Setup — install CodeGraph, ~10 minutes
install (downloads a single binary, no Node/npm required)
curl -fsSL https://raw.githubusercontent.com/colbymchenry/codegraph/main/install.sh | sh
clone the test repo + index it
git clone https://github.com/honojs/hono.git ~/tmp/hono cd ~/tmp/hono codegraph init -i Index build time on Hono (362 files, 4,128 nodes, 8,225 edges): 1.7 seconds. On-disk index: 7.1 MB. 设置——安装 CodeGraph,约 10 分钟
安装(下载单个二进制文件,无需 Node/npm)
curl -fsSL https://raw.githubusercontent.com/colbymchenry/codegraph/main/install.sh | sh
克隆测试库并建立索引
git clone https://github.com/honojs/hono.git ~/tmp/hono cd ~/tmp/hono codegraph init -i Hono 上的索引构建时间(362 个文件,4,128 个节点,8,225 条边):1.7 秒。磁盘索引大小:7.1 MB。

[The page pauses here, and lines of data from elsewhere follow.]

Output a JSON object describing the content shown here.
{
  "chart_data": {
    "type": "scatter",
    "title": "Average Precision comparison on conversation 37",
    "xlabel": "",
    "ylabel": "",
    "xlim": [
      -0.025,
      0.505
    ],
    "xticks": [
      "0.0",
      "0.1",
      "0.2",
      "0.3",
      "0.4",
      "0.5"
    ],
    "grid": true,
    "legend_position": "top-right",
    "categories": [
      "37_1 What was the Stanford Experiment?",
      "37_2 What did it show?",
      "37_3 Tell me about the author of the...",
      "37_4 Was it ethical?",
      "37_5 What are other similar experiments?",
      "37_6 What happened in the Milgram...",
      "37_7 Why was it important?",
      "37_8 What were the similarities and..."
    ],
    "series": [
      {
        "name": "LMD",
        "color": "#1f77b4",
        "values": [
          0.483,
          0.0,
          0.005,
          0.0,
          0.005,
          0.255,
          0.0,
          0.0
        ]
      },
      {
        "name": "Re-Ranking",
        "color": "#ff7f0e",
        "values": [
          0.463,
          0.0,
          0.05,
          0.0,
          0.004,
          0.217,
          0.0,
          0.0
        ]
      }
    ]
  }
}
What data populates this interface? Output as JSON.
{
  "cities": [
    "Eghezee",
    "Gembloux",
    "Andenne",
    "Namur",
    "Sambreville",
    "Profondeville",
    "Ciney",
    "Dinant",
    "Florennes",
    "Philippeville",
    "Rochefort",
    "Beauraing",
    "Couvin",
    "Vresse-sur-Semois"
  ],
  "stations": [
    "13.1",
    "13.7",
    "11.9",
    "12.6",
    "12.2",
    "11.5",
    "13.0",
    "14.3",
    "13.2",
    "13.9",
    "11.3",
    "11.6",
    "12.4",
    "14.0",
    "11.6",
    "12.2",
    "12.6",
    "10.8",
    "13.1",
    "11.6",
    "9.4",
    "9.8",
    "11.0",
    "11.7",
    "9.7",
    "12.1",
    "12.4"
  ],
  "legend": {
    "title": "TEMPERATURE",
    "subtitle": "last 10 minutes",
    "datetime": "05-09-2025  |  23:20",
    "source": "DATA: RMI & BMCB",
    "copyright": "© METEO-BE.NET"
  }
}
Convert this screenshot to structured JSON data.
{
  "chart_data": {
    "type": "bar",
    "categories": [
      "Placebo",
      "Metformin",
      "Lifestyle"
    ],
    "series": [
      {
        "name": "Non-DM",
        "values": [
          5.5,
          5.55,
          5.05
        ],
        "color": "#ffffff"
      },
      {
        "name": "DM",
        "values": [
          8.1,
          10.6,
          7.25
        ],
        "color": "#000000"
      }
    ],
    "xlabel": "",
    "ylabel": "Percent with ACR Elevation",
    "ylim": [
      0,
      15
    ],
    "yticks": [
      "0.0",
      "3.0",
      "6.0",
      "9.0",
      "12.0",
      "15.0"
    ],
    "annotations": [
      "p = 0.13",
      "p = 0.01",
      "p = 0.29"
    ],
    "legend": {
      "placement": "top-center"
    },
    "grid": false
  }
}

Per-condition setup for the two arms:
Baseline (control): a clean copy of Hono via rsync -a —exclude=’.codegraph/’ to a separate directory so Claude couldn’t accidentally grep into the index. No MCP servers registered. Agent uses native Glob + Grep + Read + Explore + Task.
CodeGraph active: original Hono directory with .codegraph/ present, MCP server registered: {“mcpServers”: {“codegraph”: {“command”: “codegraph”, “args”: [“serve”, “—mcp”]}}}
Both arms run claude —print —output-format stream-json —model opus so the model and the rest of the agent loop are identical; the only varying input is whether the CodeGraph MCP server is in the loop. Each run is a fresh session with no prior context.
两组测试的设置:
基准组(对照):通过 rsync -a --exclude='.codegraph/' 将 Hono 的干净副本复制到独立目录,以防 Claude 意外 grep 到索引文件。未注册任何 MCP 服务器。Agent 使用原生的 Glob + Grep + Read + Explore + Task。
CodeGraph 实验组:原始 Hono 目录,包含 .codegraph/,注册了 MCP 服务器:{"mcpServers": {"codegraph": {"command": "codegraph", "args": ["serve", "--mcp"]}}}
两组均运行 claude --print --output-format stream-json --model opus,确保模型和 Agent 的其余循环逻辑完全一致;唯一的变量是是否在循环中启用了 CodeGraph MCP 服务器。每次运行都是没有先前上下文的全新会话。
Verifying the tool actually ran (this is not optional)
A retrieval-tool benchmark is only valid if the tool is actually in the loop — and I learned that the hard way. My first pass at this benchmark silently ran with CodeGraph’s MCP server never connected: the config was missing the —mcp flag, and Claude Code proceeds without a server that fails its hand-shake in time rather than erroring out. Every “CodeGraph” run was really just grep+Read. The comparison was noise, and the numbers looked plausibly small — which is exactly how a broken benchmark slips through. So for the data here, every run is instrumented: —strict-mcp-config — only the server under test is loaded, with no contamination from other globally-registered MCP servers.
验证工具是否实际运行(这是必须的)
只有当工具确实参与了循环时,检索工具的基准测试才有效——我对此深有体会。我第一次进行此基准测试时,CodeGraph 的 MCP 服务器实际上并未连接,但测试却静默运行了:配置中缺少了 --mcp 标志,而 Claude Code 在服务器握手超时时会直接跳过,而不是报错。所有的“CodeGraph”运行实际上都只是 grep+Read。这种对比毫无意义,但数字看起来却“合理地小”——这正是错误的基准测试蒙混过关的方式。因此,对于本文的数据,每次运行都进行了严格配置:--strict-mcp-config ——仅加载被测服务器,不受到其他全局注册的 MCP 服务器的干扰。